The Court held that any order affecting liberty must contain reasons reflecting application of mind. Recording reasons, it said, is “a safeguard against arbitrariness” and ensures transparency, fairness and accountability. The absence of reasons made it impossible to ascertain whether relevant factors were considered, violated natural justice, and deprived the Court of effective judicial review. Executive discretion in remission, though broad, is “not uncanalised” and must rest on relevant, rational and non-discriminatory considerations.

The Court drew on Laxman Naskar v. State of W.B., (2000) 7 SCC 626, which set out factors governing remission, including whether the offence affected society at large, the chance of recurrence, loss of criminal potential, the purpose of further confinement, and the convict’s socio-economic condition.

No remand, and the limits of heinousness

The Court declined to remand. The Union of India had defended its decision before the Court on merits, arguing the petitioner’s significant role in the crime, so sending the matter back to the same authority would be an empty formality. With more than 22 years of incarceration and all material on record, the Court proceeded to decide the entitlement itself.

Reviewing clemency principles through State (NCT of Delhi) v. Prem Raj, (2003) 7 SCC 121, the Court distinguished remission, which shortens actual imprisonment without altering the conviction, from pardon, reprieve, respite and commutation. It cited State of Haryana v. Mahender Singh, (2007) 13 SCC 606, on the legal right to be considered under a remission policy, and Satish v. State of U.P., (2021) 14 SCC 580, that the length of sentence and gravity of the offence cannot alone justify refusal.

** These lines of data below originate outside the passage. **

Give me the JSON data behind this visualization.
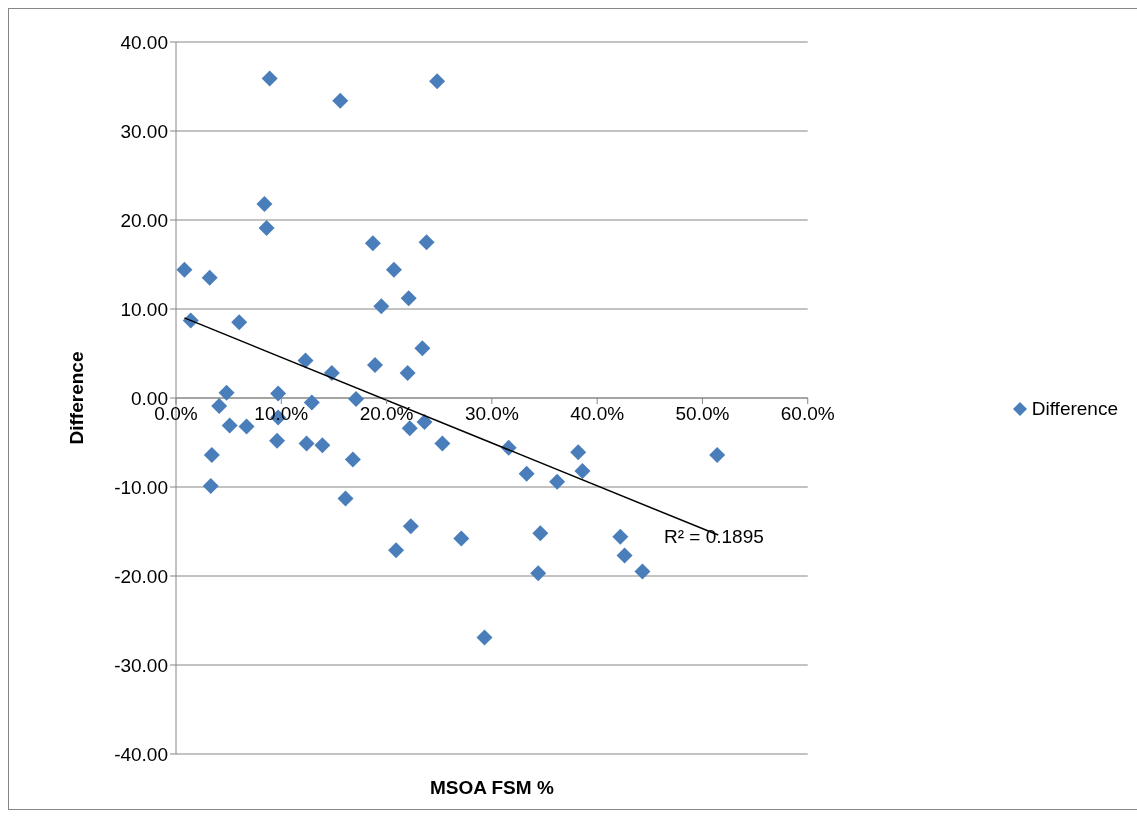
{
  "chart_data": {
    "type": "scatter",
    "xlabel": "MSOA FSM %",
    "ylabel": "Difference",
    "xlim": [
      0,
      60
    ],
    "xticks": [
      {
        "value": 0,
        "label": "0.0%"
      },
      {
        "value": 10,
        "label": "10.0%"
      },
      {
        "value": 20,
        "label": "20.0%"
      },
      {
        "value": 30,
        "label": "30.0%"
      },
      {
        "value": 40,
        "label": "40.0%"
      },
      {
        "value": 50,
        "label": "50.0%"
      },
      {
        "value": 60,
        "label": "60.0%"
      }
    ],
    "ylim": [
      -40,
      40
    ],
    "yticks": [
      {
        "value": -40,
        "label": "-40.00"
      },
      {
        "value": -30,
        "label": "-30.00"
      },
      {
        "value": -20,
        "label": "-20.00"
      },
      {
        "value": -10,
        "label": "-10.00"
      },
      {
        "value": 0,
        "label": "0.00"
      },
      {
        "value": 10,
        "label": "10.00"
      },
      {
        "value": 20,
        "label": "20.00"
      },
      {
        "value": 30,
        "label": "30.00"
      },
      {
        "value": 40,
        "label": "40.00"
      }
    ],
    "grid": "y",
    "legend": "right",
    "series": [
      {
        "name": "Difference",
        "marker": "diamond",
        "color": "#4a7ebb",
        "x": [
          0.8,
          1.4,
          3.2,
          3.4,
          3.3,
          4.1,
          4.8,
          5.1,
          6.0,
          6.7,
          8.4,
          8.6,
          8.9,
          9.7,
          9.7,
          9.6,
          12.3,
          12.4,
          12.9,
          13.9,
          14.8,
          15.6,
          16.1,
          16.8,
          17.1,
          18.7,
          18.9,
          19.5,
          20.7,
          20.9,
          22.1,
          22.0,
          22.2,
          22.3,
          23.4,
          23.6,
          23.8,
          24.8,
          25.3,
          27.1,
          29.3,
          31.6,
          33.3,
          34.4,
          34.6,
          36.2,
          38.2,
          38.6,
          42.2,
          42.6,
          44.3,
          51.4
        ],
        "values": [
          14.4,
          8.7,
          13.5,
          -6.4,
          -9.9,
          -0.9,
          0.6,
          -3.1,
          8.5,
          -3.2,
          21.8,
          19.1,
          35.9,
          0.5,
          -2.2,
          -4.8,
          4.2,
          -5.1,
          -0.5,
          -5.3,
          2.8,
          33.4,
          -11.3,
          -6.9,
          -0.1,
          17.4,
          3.7,
          10.3,
          14.4,
          -17.1,
          11.2,
          2.8,
          -3.4,
          -14.4,
          5.6,
          -2.7,
          17.5,
          35.6,
          -5.1,
          -15.8,
          -26.9,
          -5.6,
          -8.5,
          -19.7,
          -15.2,
          -9.4,
          -6.1,
          -8.2,
          -15.6,
          -17.7,
          -19.5,
          -6.4
        ]
      },
      {
        "type": "line",
        "marker": "none",
        "color": "#000000",
        "x": [
          0.8,
          51.5
        ],
        "values": [
          9.0,
          -15.4
        ]
      }
    ],
    "annotations": [
      "R² = 0.1895"
    ]
  }
}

The Court held that heinousness is exhausted at the sentencing stage and cannot be revived to deny remission, which looks to conduct, reform and reintegration. It said justice “does not permit permanent incarceration” in the shadow of a person’s worst act.

Reasons on merits

The Court relied on four findings. Uttarakhand had recommended release after assessing conduct, and the custody certificate dated 16 May 2025 recorded good conduct. The petitioner had served over 22 years. A co-accused, Amarmani Tripathi, was granted premature release by Uttar Pradesh on 24 August 2023 after about 17 years of actual imprisonment, making the parity plea rest on an admitted position with no distinguishing reasons offered. The reformative theory, reflected in Mohd. Giasuddin v. State of A.P., (1977) 3 SCC 287, weighed against continued incarceration.

Order

The Court held the MHA letter dated 9 July 2025 to be arbitrary, non-speaking and unsustainable, and quashed it. It held the petitioner entitled to premature release. As he was already on interim bail, his surrender was not required, and the respondents were directed to treat him as prematurely released in terms of the order. The writ petition and the miscellaneous applications were disposed of accordingly.